Work demanded under the rural employment scheme increased for both the richest and poorest states during the pandemic, but the poorest five — Odisha, Assam, Jharkhand, Uttar Pradesh and Bihar – showed an increase of 85.5 per cent year-on-year in 2020-21, which is more than twice the rate of increase in the riches five states of Karnataka, Haryana, Telangana, Gujarat, and Tamil Nadu.
The result has been an upending of the shares of the richest and poorest under MGNREGS.
The top five accounted for 29.3 per cent of the total work demanded in 2014-15, whereas the poorest five had a share of 15 per cent.
The situation had reversed by 2021-22: the share of the richest states had declined to 22.6 per cent, while the bottom five had 23.3 per cent.
This indicates an increasing economic disparity among the richest and poorest states, which had been widening even before the pandemic struck.
The agricultural income of the richest five states was growing at an average of 2.2 per cent in the decade leading to 2019-20, while the poorest averaged 1.5 per cent.

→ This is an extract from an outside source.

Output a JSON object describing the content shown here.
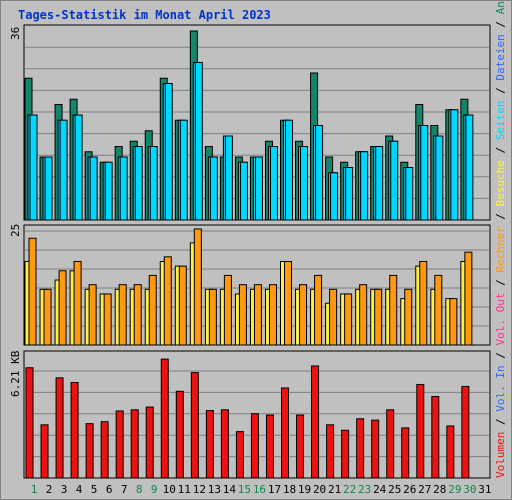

As incomes diverge further, the demand for work under the rural employment scheme is set to increase in the poorest states.
There are calls for an urban employment scheme on the lines of MGNREGS.
Business Standard had reported earlier that incomes in the richest states were rising faster than in the poorest ones, with the ratio of per capita income between the top five and bottom five increasing to 3.3 times in 2021-22.